My interpretation there is that for some benchmarks, it's about on par with simpler-is-equal-raw, but there are several benchmarks where it appears to regress back to the status quo. The hyperfine benchmarks from the reproduction repository are already established to be very noisy, but if I look at the codegen there via perf, I see this:

precompute-indices-codegen

Interestingly, while the mov instructions are gone, there are extra add instructions in its place. I guess this makes sense to me since this does seem to require a few more adds/subs in the critical section.

So I think for now, I'm just going to go with the simpler is_equal_raw and see how far that gets us. Thank you both again!

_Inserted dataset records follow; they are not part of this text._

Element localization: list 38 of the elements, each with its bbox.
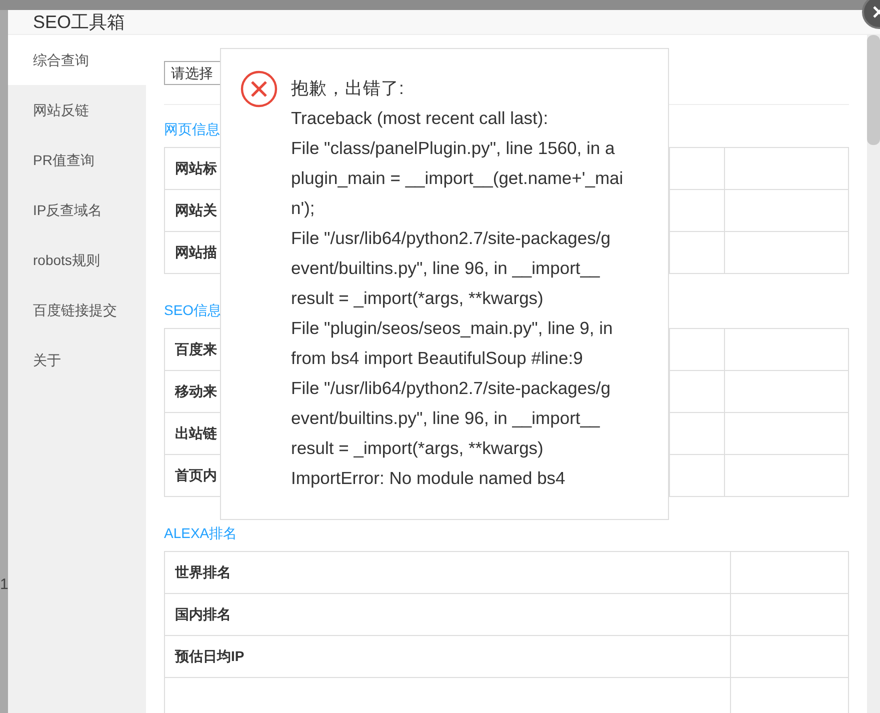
row-label: 百度来 xyxy=(175,340,217,358)
error-message-line: File "/usr/lib64/python2.7/site-packages/g xyxy=(291,227,612,250)
scrollbar-thumb[interactable] xyxy=(867,35,880,145)
error-message-line: result = _import(*args, **kwargs) xyxy=(291,437,544,460)
error-message-line: File "plugin/seos/seos_main.py", line 9, in xyxy=(291,317,614,340)
error-message-line: File "class/panelPlugin.py", line 1560, in a xyxy=(291,137,616,160)
error-message-line: event/builtins.py", line 96, in __import__ xyxy=(291,257,601,280)
sidebar-item[interactable]: 关于 xyxy=(8,335,146,385)
sidebar-item[interactable]: robots规则 xyxy=(8,235,146,285)
error-heading: 抱歉，出错了: xyxy=(291,77,405,100)
error-message-line: ImportError: No module named bs4 xyxy=(291,467,566,490)
row-label: 预估日均IP xyxy=(175,648,244,666)
sidebar-item[interactable]: 百度链接提交 xyxy=(8,285,146,335)
row-label: 网站描 xyxy=(175,244,217,262)
error-message-line: n'); xyxy=(291,197,316,220)
section-title: SEO信息 xyxy=(164,302,222,318)
sidebar-item[interactable]: PR值查询 xyxy=(8,135,146,185)
dialog-title: SEO工具箱 xyxy=(33,11,126,34)
error-message-line: from bs4 import BeautifulSoup #line:9 xyxy=(291,347,584,370)
section-title: ALEXA排名 xyxy=(164,525,238,541)
background-text: 1 xyxy=(0,576,8,593)
row-label: 出站链 xyxy=(175,424,217,442)
row-label: 世界排名 xyxy=(175,564,231,582)
row-label: 首页内 xyxy=(175,466,217,484)
row-label: 网站关 xyxy=(175,202,217,220)
sidebar-item[interactable]: 网站反链 xyxy=(8,85,146,135)
section-title: 网页信息 xyxy=(164,121,220,137)
row-label: 网站标 xyxy=(175,160,217,178)
error-message-line: result = _import(*args, **kwargs) xyxy=(291,287,544,310)
sidebar-item[interactable]: IP反查域名 xyxy=(8,185,146,235)
row-label: 国内排名 xyxy=(175,606,231,624)
error-message-line: plugin_main = __import__(get.name+'_mai xyxy=(291,167,624,190)
sidebar-item[interactable]: 综合查询 xyxy=(8,35,146,85)
error-message-line: Traceback (most recent call last): xyxy=(291,107,550,130)
error-message-line: event/builtins.py", line 96, in __import__ xyxy=(291,407,601,430)
row-label: 移动来 xyxy=(175,382,217,400)
error-icon xyxy=(240,70,278,108)
error-message-line: File "/usr/lib64/python2.7/site-packages/g xyxy=(291,377,612,400)
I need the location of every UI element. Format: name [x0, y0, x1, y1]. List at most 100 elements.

BurntSushi commented 6 months ago

So to sum up, there is still one more mov instruction in the critical path that wasn't there in memchr 2.5.0. Since I can't seem to completely reproduce the problem in the OP, I'm not sure if removing one of the mov instructions is enough to fix the regression. But I'm happy to start there for now.

It does look to me like the code itself could be improved. If there's a lot of register pressure forcing stack spilling, then that's not good. It would be nice to brainstorm ways of fixing that. (Ideally not by using inline assembly.)

BurntSushi commented 6 months ago

This should be largely fixed in memchr 2.7.0 on crates.io. I welcome further improvements here.